What we still do not know
Despite the extensive clinical trial program, there are important gaps in the evidence:
- Safety beyond 5 years: The longest randomized data we have is approximately 4 years (from SELECT). There are no 10- or 20-year safety datasets. While the GLP-1 class has a reassuring track record over nearly two decades, semaglutide-specific ultra-long-term data does not exist yet.
- Optimal long-term dosing: It is unclear whether patients who reach their target weight can step down to a lower maintenance dose while preserving most of the benefit. Some clinicians are experimenting with dose reduction after stabilization, but there is no randomized evidence to guide this practice.
- Body composition over many years: The concern about lean mass loss is well-documented in the first 1 to 2 years of treatment. Whether continued use produces ongoing muscle loss or whether body composition stabilizes is not well-characterized in data beyond 68 weeks.

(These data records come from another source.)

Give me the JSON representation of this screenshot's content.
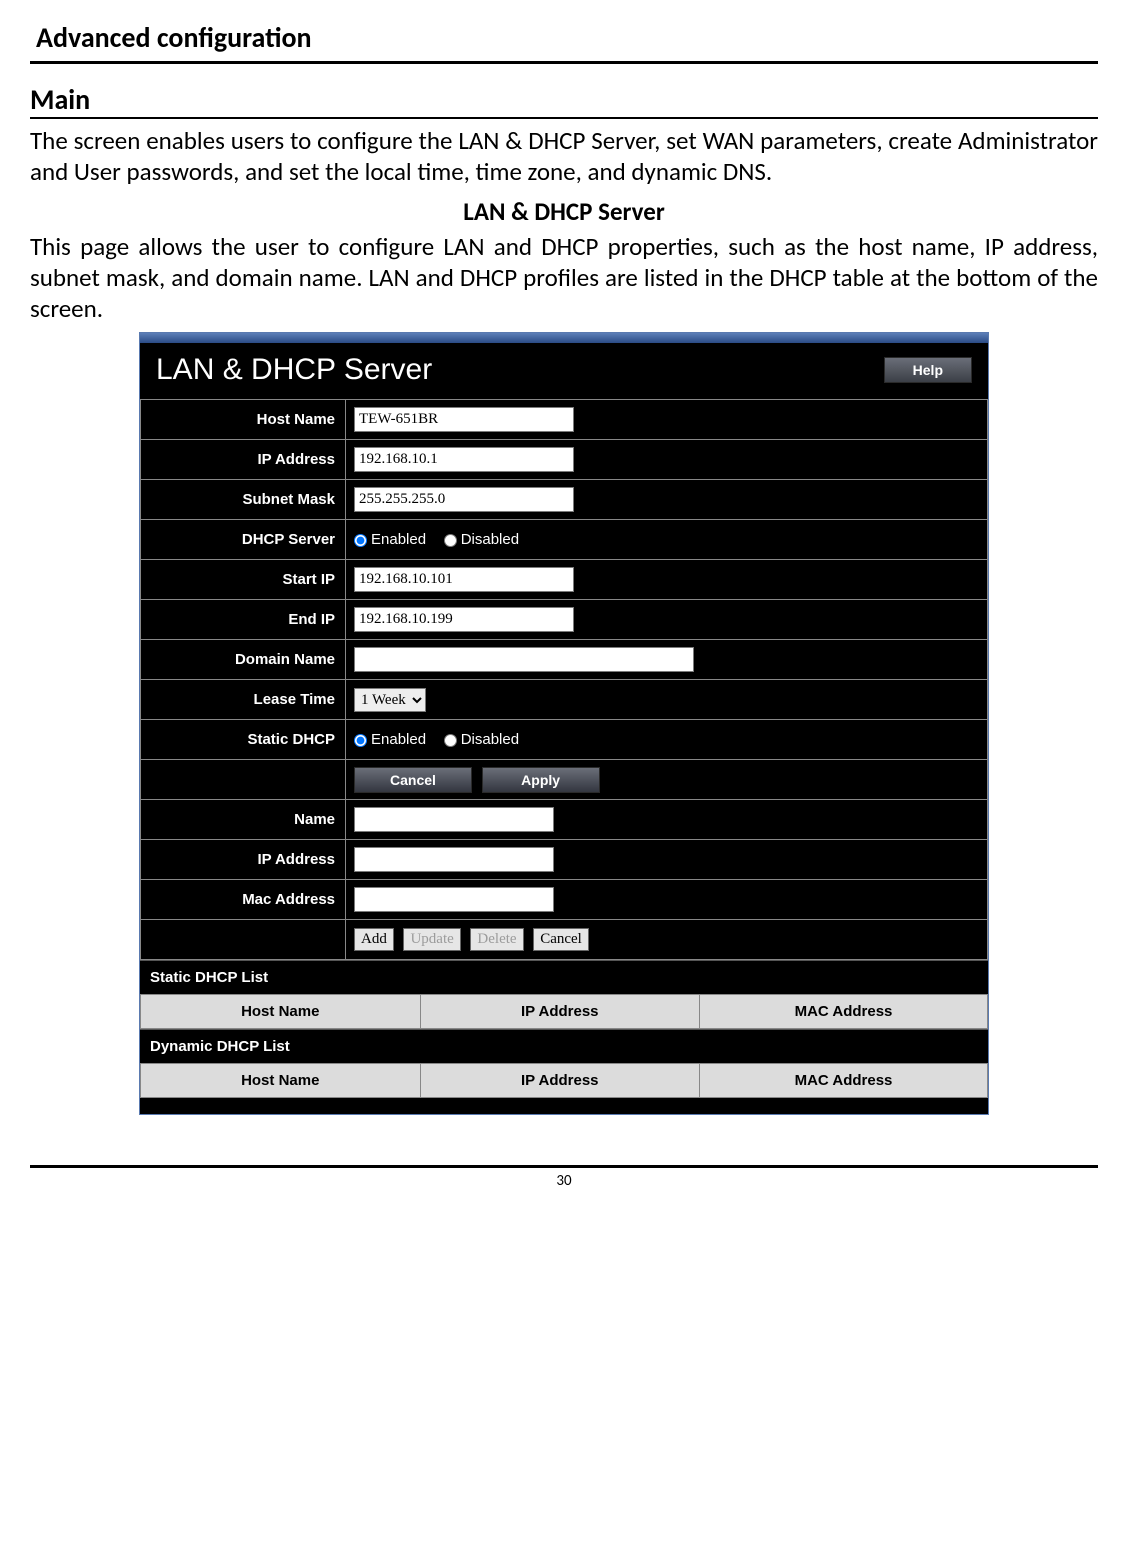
{
  "doc": {
    "title": "Advanced configuration",
    "section": "Main",
    "para1": "The screen enables users to configure the LAN & DHCP Server, set WAN parameters, create Administrator and User passwords, and set the local time, time zone, and dynamic DNS.",
    "subheading": "LAN & DHCP Server",
    "para2": "This page allows the user to configure LAN and DHCP properties, such as the host name, IP address, subnet mask, and domain name. LAN and DHCP profiles are listed in the DHCP table at the bottom of the screen.",
    "page_number": "30"
  },
  "ui": {
    "panel_title": "LAN & DHCP Server",
    "help_btn": "Help",
    "labels": {
      "host_name": "Host Name",
      "ip_address": "IP Address",
      "subnet_mask": "Subnet Mask",
      "dhcp_server": "DHCP Server",
      "start_ip": "Start IP",
      "end_ip": "End IP",
      "domain_name": "Domain Name",
      "lease_time": "Lease Time",
      "static_dhcp": "Static DHCP",
      "name": "Name",
      "ip_address2": "IP Address",
      "mac_address": "Mac Address"
    },
    "values": {
      "host_name": "TEW-651BR",
      "ip_address": "192.168.10.1",
      "subnet_mask": "255.255.255.0",
      "start_ip": "192.168.10.101",
      "end_ip": "192.168.10.199",
      "domain_name": "",
      "lease_time": "1 Week",
      "name": "",
      "ip_address2": "",
      "mac_address": ""
    },
    "radios": {
      "enabled": "Enabled",
      "disabled": "Disabled"
    },
    "buttons": {
      "cancel": "Cancel",
      "apply": "Apply",
      "add": "Add",
      "update": "Update",
      "delete": "Delete",
      "cancel2": "Cancel"
    },
    "lists": {
      "static_title": "Static DHCP List",
      "dynamic_title": "Dynamic DHCP List",
      "cols": {
        "host": "Host Name",
        "ip": "IP Address",
        "mac": "MAC Address"
      }
    }
  }
}
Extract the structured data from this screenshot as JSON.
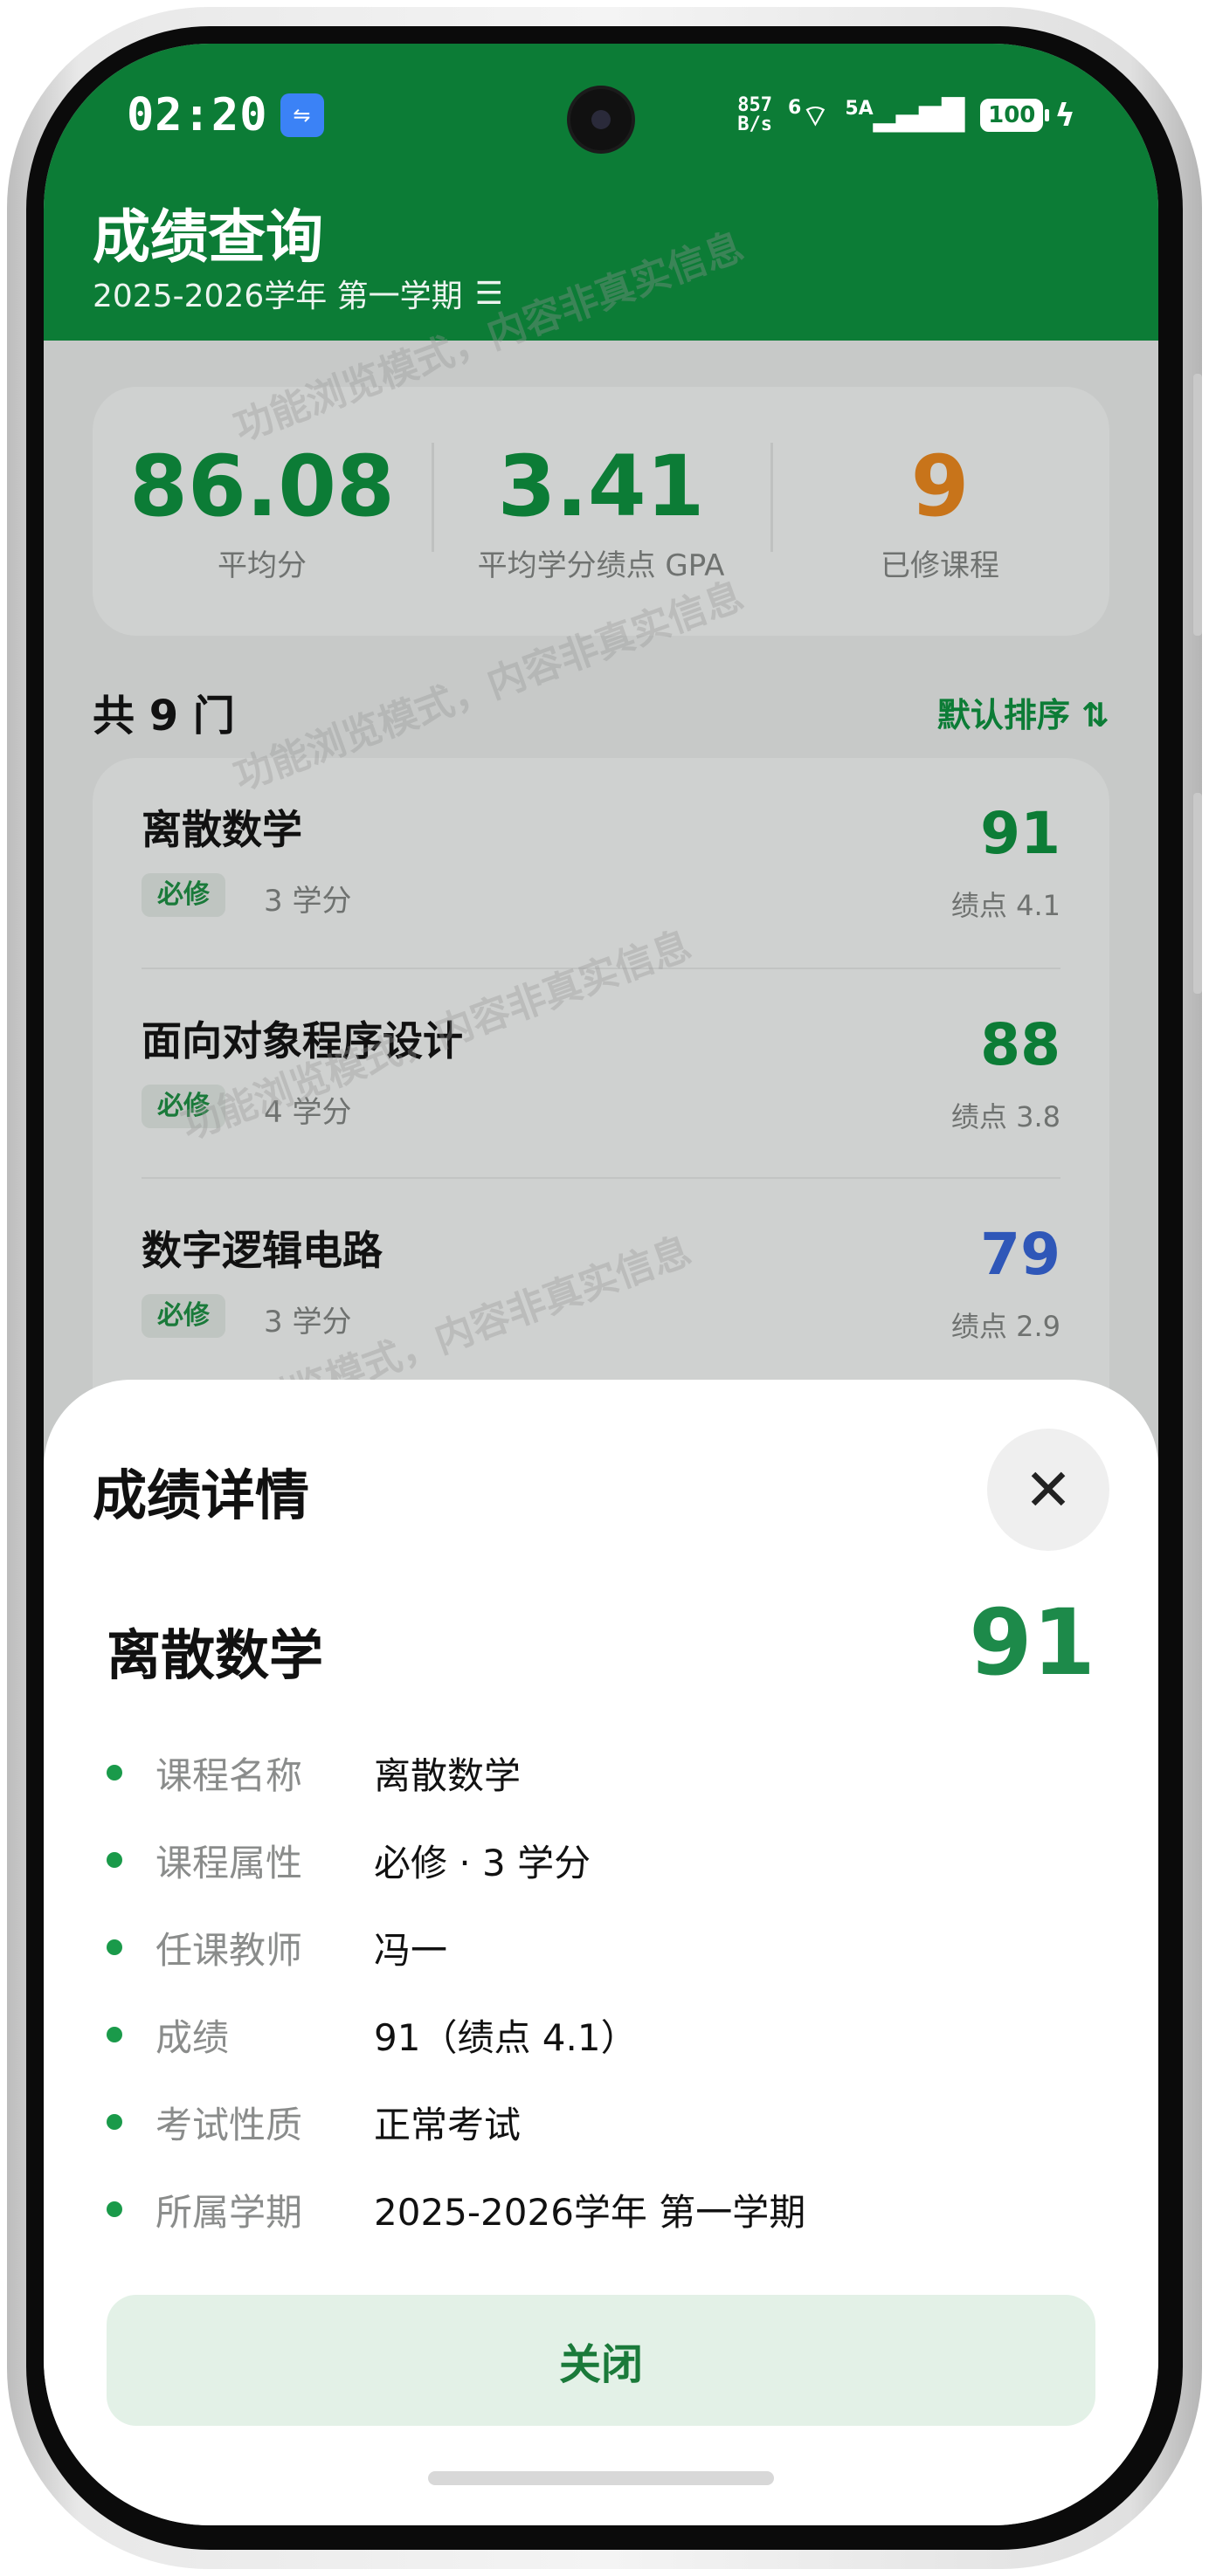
{
  "status": {
    "time": "02:20",
    "net_speed_value": "857",
    "net_speed_unit": "B/s",
    "wifi_label": "6",
    "signal_label": "5A",
    "battery": "100"
  },
  "header": {
    "title": "成绩查询",
    "term": "2025-2026学年 第一学期"
  },
  "summary": [
    {
      "value": "86.08",
      "label": "平均分",
      "color": "#0c7c36"
    },
    {
      "value": "3.41",
      "label": "平均学分绩点 GPA",
      "color": "#0c7c36"
    },
    {
      "value": "9",
      "label": "已修课程",
      "color": "#c8741a"
    }
  ],
  "list": {
    "count_label": "共 9 门",
    "sort_label": "默认排序 ⇅",
    "courses": [
      {
        "name": "离散数学",
        "tag": "必修",
        "credits": "3 学分",
        "score": "91",
        "gp": "绩点 4.1",
        "color": "#0c7c36"
      },
      {
        "name": "面向对象程序设计",
        "tag": "必修",
        "credits": "4 学分",
        "score": "88",
        "gp": "绩点 3.8",
        "color": "#0c7c36"
      },
      {
        "name": "数字逻辑电路",
        "tag": "必修",
        "credits": "3 学分",
        "score": "79",
        "gp": "绩点 2.9",
        "color": "#2f57b8"
      }
    ]
  },
  "watermark_text": "功能浏览模式，内容非真实信息",
  "sheet": {
    "title": "成绩详情",
    "course_name": "离散数学",
    "score": "91",
    "details": [
      {
        "label": "课程名称",
        "value": "离散数学"
      },
      {
        "label": "课程属性",
        "value": "必修 · 3 学分"
      },
      {
        "label": "任课教师",
        "value": "冯一"
      },
      {
        "label": "成绩",
        "value": "91（绩点 4.1）"
      },
      {
        "label": "考试性质",
        "value": "正常考试"
      },
      {
        "label": "所属学期",
        "value": "2025-2026学年 第一学期"
      }
    ],
    "close_label": "关闭"
  }
}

- Effects on bone health: Weight loss is associated with decreased bone mineral density, and some bariatric surgery patients experience increased fracture risk years later. Whether semaglutide-induced weight loss carries similar skeletal risks over the long term is still being studied.
- Demographic gaps: The major trials enrolled predominantly White populations. Long-term safety and efficacy data in Black, Hispanic, and Asian populations are limited, which is particularly relevant given the higher prevalence of type 2 diabetes in some of these groups.
A practical framework for patients
For patients currently on semaglutide or considering starting, the long-term picture looks like this: the drug works well for as long as you take it, and most of its metabolic benefits reverse when you stop. This does not make it a bad medication. It makes it a chronic therapy, like blood pressure medication or thyroid hormone replacement.
The practical considerations for long-term use include cost (a monthly expense measured in hundreds or thousands of dollars, depending on insurance), injection adherence over years or decades, and ongoing monitoring for side effects. Patients should have realistic conversations with their healthcare providers about these factors before starting treatment.
The good news is that the safety signal over nearly a decade of use is reassuring, the cardiovascular benefit is substantial and well-documented, and the field is actively studying how to optimize long-term outcomes including maintenance dosing, exercise protocols to preserve lean mass, and combination therapies that may allow lower doses of any single agent.
The honest answer to "how long do I have to take this?" is: for as long as you want the benefits to continue. Whether that framing feels discouraging or simply pragmatic depends on how you think about chronic disease management in general.